За обедом я заговариваю об интервью с одним коллегой, и тот заявляет, что все ясно как божий день: Хэтманн готовит к печати новую книгу и заранее заботится о резонансе. Мне это предположение кажется мелким паскудством. Даже если оно и содержит долю правды, все равно это — паскудство. Почему нельзя сказать правду из корыстных побуждений? Мой коллега обижается, когда я говорю ему, что, к сожалению, не все так хорошо владеют искусством высказывать мнения, не заботясь о собственной выгоде, как он.

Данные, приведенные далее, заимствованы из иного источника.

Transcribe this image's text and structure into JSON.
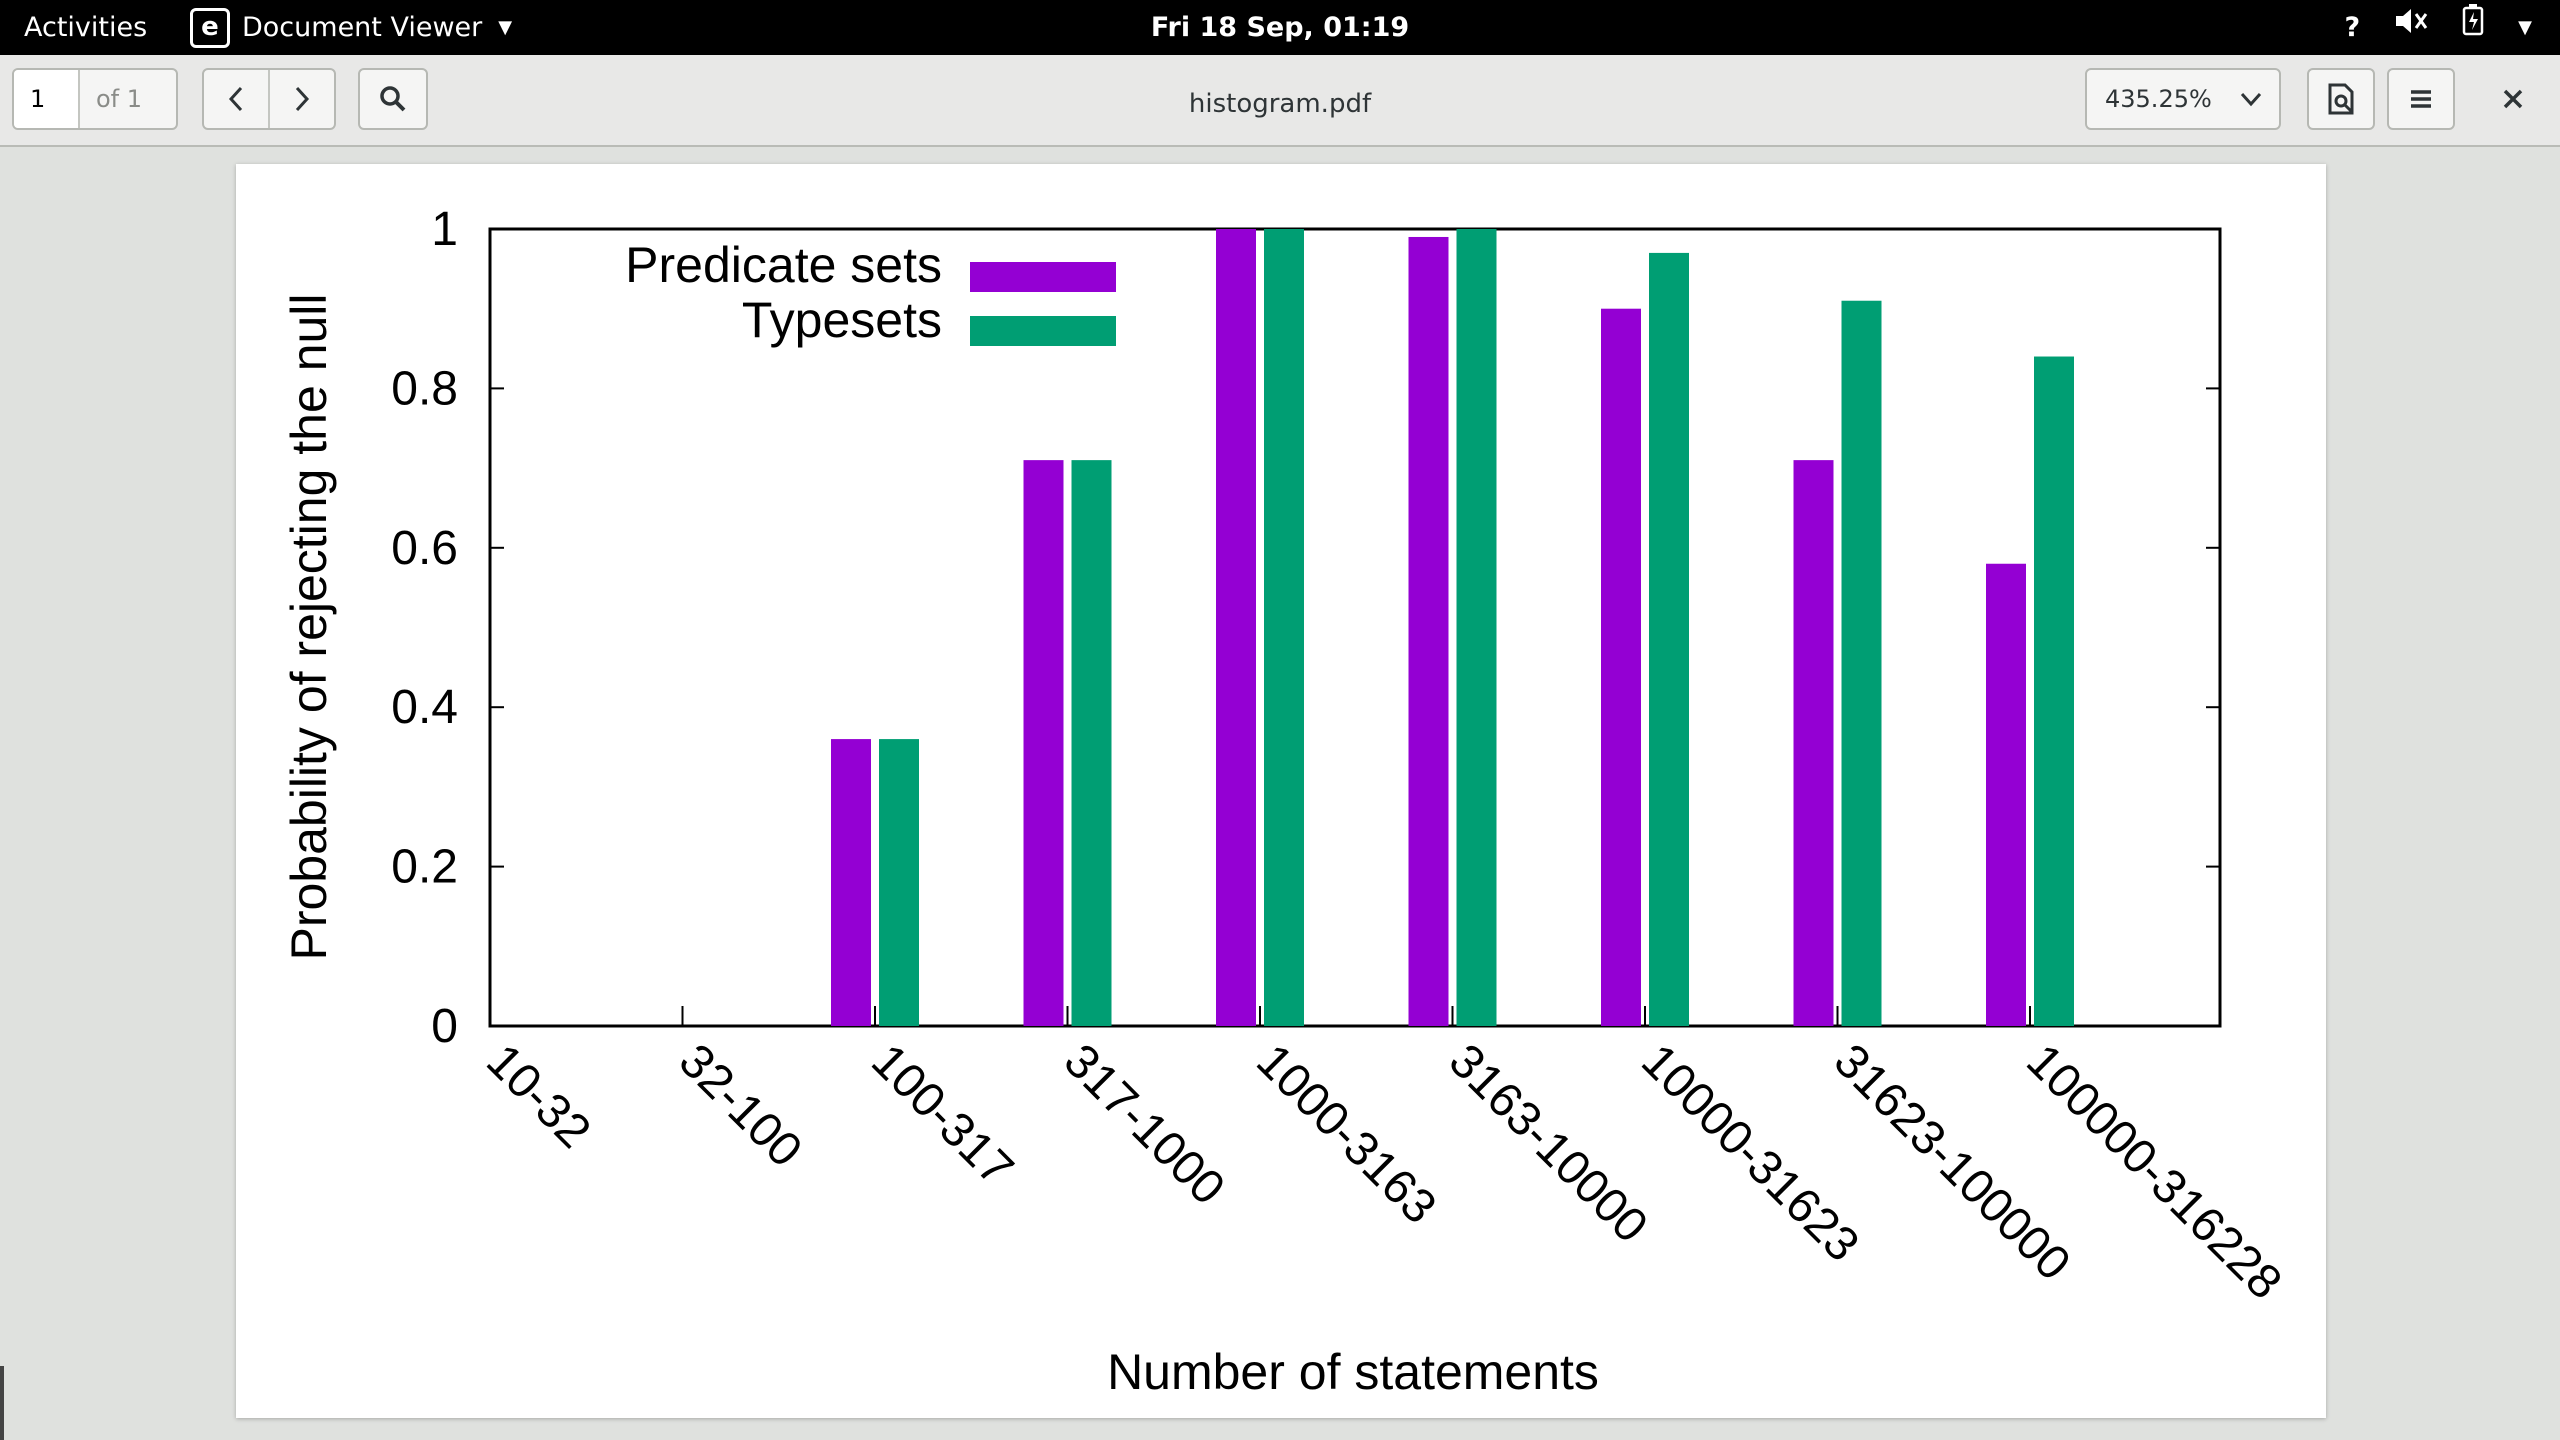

Будем надеяться, что он уже сдал деньги на мой подарок.
Я беру газету с интервью домой и показываю Аманде. Она читает интервью один раз, потом второй; похоже, оно ей нравится. Возвращая газету, она говорит: при всем своем отвращении к злословию никак не могу избавиться от подозрения, что Хэтманн готовит почву для появления своей следующей книги. Аманда — это другое дело, тут все обстоит иначе.
2 мая
Наше сотрудничество приближается к идеальному состоянию: Аманда пишет репортажи без моего участия. Мы с ней договаривались о том, что я время от времени буду давать ей свои тексты для редактирования, но для нее проще написать самой.
Мне было поручено написать репортаж о первомайской демонстрации, о Дне международной солидарности трудящихся. Но я уже несколько дней лежу в постели с гриппом. Увидев, как я утром 1 Мая на своих подгибающихся от слабости ногах пытаюсь надеть брюки, она по-матерински ласково хлопает меня по спине, хвалит мое чувство ответственности и говорит: брось. Потом ставит на тумбочку у кровати манный пудинг и отвар фенхеля и тепло одевает Себастьяна, который еще ни разу не был на демонстрации. Я советую ей оставить ребенка дома, мол, его затопчут в толпе, но она говорит, что он ей нужен как маскировка. И отправляется на задание с самым отважным выражением лица, какое только можно себе представить.
Глядя телевизионный репортаж о демонстрации, я засыпаю; это был самый благотворный сон с начала болезни. Через четыре часа Аманда возвращается, веселая, как после кинокомедии. На мой вопрос, где она была, я, мол, вглядывался в каждое лицо на экране, но так и не обнаружил ее, она говорит, что потом все расскажет, а сейчас ей нужно кое-что записать. Но одними «записями» дело не ограничилось: она не могла оторваться от письменного стола. Один раз она крикнула через закрытую дверь: сколько минут эфира отводится для твоего репортажа? Я крикнул в ответ: на две страницы, не больше!